Horace King, after demolishing a target with a shotgun to impress Harry - “Not bad, my ass! You've got to strain the remains for the fingerprints.”

Harry's wry response - “Well, this is the .44 Magnum Auto-Mag and it holds a 300-grain cartridge. And, if properly used, it can remove the fingerprints.”

Barring the above mentioned weapon, which was actually designed specifically for Sudden Impact, Harry Callahan's customary choice of firepower was a gun-lover's wet dream back in the seventies. Its sheer size, power and status once Eastwood assumed the role of its major PR poster-boy fast became legendary. “That ain't no cop's gun,” observes one sweaty mobster as Harry does the gun-barrel equivalent of the Imperial Star Destroyer passing endlessly overhead from Star Wars as he draws the .44 from his shoulder-holster. And, as iconic as a lightsabre, it becomes a cherished character in its own right. Just check out the damage that it does. Crims are blasted through plate glass windows, Hill Street Blues' own Joe Spano, moonlighting as a robber in The Enforcer, smacks his head violently against the shelves as a .44 slug lifts him four feet clean into the air and the great instance when Harry's bullet tears through a sheet of steel hoarding and blows a chunk of white skull-bone out of the head of the loser lurking behind it. By the way, I don't believe that there is anybody other than Clint Eastwood who can fire the .44 Magnum, double-action, with one hand! I've fired one a few times and despite having done a lot of weight-training and it almost blew me off my feet and I was using both hands and only firing single-action. With the onset of Mad Martin Riggs and the sexiness of the 9mm Beretta virtually eclipsing the days of the wheel-gun in movies, it is still wonderful to see this awesome weapon so coolly brandished. It seems almost pleasantly nostalgic in a world of automatics - offering an umbilical link back to The Man With No Name, I suppose.

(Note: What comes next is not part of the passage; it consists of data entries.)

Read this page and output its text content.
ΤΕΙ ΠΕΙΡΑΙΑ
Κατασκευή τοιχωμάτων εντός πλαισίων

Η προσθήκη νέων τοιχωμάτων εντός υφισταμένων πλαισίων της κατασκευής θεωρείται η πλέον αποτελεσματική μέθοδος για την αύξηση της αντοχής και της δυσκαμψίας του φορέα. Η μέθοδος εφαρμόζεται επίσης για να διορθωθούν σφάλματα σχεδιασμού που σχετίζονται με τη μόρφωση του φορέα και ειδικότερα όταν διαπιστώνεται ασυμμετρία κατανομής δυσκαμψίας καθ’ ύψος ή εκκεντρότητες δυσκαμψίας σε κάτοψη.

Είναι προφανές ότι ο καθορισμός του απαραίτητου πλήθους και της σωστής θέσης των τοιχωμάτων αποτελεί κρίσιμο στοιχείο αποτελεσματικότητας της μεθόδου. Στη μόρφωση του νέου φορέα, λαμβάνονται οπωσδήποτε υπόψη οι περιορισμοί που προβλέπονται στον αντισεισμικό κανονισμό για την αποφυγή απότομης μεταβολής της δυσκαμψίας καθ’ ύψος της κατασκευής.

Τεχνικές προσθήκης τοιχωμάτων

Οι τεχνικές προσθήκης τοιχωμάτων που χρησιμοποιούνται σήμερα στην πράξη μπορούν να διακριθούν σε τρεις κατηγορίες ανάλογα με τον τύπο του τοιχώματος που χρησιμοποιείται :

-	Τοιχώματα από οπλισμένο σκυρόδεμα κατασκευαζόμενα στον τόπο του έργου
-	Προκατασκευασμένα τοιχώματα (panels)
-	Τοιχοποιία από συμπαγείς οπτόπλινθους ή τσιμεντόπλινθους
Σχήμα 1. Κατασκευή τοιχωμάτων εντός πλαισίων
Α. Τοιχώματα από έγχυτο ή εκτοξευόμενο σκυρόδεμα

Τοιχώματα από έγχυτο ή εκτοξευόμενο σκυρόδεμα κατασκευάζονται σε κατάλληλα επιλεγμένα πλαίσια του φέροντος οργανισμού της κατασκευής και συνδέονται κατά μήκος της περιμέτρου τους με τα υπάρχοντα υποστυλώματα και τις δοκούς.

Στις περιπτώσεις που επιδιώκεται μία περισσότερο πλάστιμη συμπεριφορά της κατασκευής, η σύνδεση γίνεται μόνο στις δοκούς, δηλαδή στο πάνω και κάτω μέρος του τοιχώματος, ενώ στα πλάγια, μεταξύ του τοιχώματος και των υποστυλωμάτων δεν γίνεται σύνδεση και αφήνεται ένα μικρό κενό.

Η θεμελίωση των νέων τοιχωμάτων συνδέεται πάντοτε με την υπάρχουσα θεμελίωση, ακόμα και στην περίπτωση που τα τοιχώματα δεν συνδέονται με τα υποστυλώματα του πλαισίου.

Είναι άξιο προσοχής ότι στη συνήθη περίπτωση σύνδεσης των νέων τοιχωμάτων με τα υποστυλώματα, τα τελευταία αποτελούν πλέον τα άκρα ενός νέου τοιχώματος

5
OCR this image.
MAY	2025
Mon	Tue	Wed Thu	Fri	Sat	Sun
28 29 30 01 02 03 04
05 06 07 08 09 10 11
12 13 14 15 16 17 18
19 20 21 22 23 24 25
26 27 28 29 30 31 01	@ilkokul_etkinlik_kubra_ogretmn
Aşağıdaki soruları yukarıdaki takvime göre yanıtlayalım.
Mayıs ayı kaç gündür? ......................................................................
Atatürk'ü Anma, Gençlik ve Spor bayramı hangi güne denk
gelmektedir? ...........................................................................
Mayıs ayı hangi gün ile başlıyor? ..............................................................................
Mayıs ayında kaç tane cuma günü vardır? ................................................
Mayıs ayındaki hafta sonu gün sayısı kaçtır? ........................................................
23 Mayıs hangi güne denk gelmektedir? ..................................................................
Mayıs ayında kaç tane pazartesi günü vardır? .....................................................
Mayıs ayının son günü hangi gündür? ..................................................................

The boxset is presented with Dirty Harry and Magnum Force in one fold-out book and The Enforcer, Sudden Impact and The Dead Pool in another. A further box contains the letters, map, note from Clint and the replica shield and ID, and the hardback book is wedged in the middle of all this. This makes a great, substantial package for a terrific series of movies that may rise and fall in individual quality but charts the evergreen magnificence of one of Hollywood's greatest stars in, arguably, his most scintillating role. Dirty Harry is an all-out classic, with Magnum Force fitting in very nicely beneath it and doing all the right things - upping the action, the quips and the set-piece mayhem. The Enforcer drops the tension but still adds plenty of action whilst Sudden Impact breaks new ground with an unusual plot, dark intensity and a haunting coda. The Dead Pool is nice to have but really isn't a film I can imagine many returning to but, all things considered, this is one hell of a high calibre series. Iconic. Mythical. Thought-provoking. And enormously good fun, too.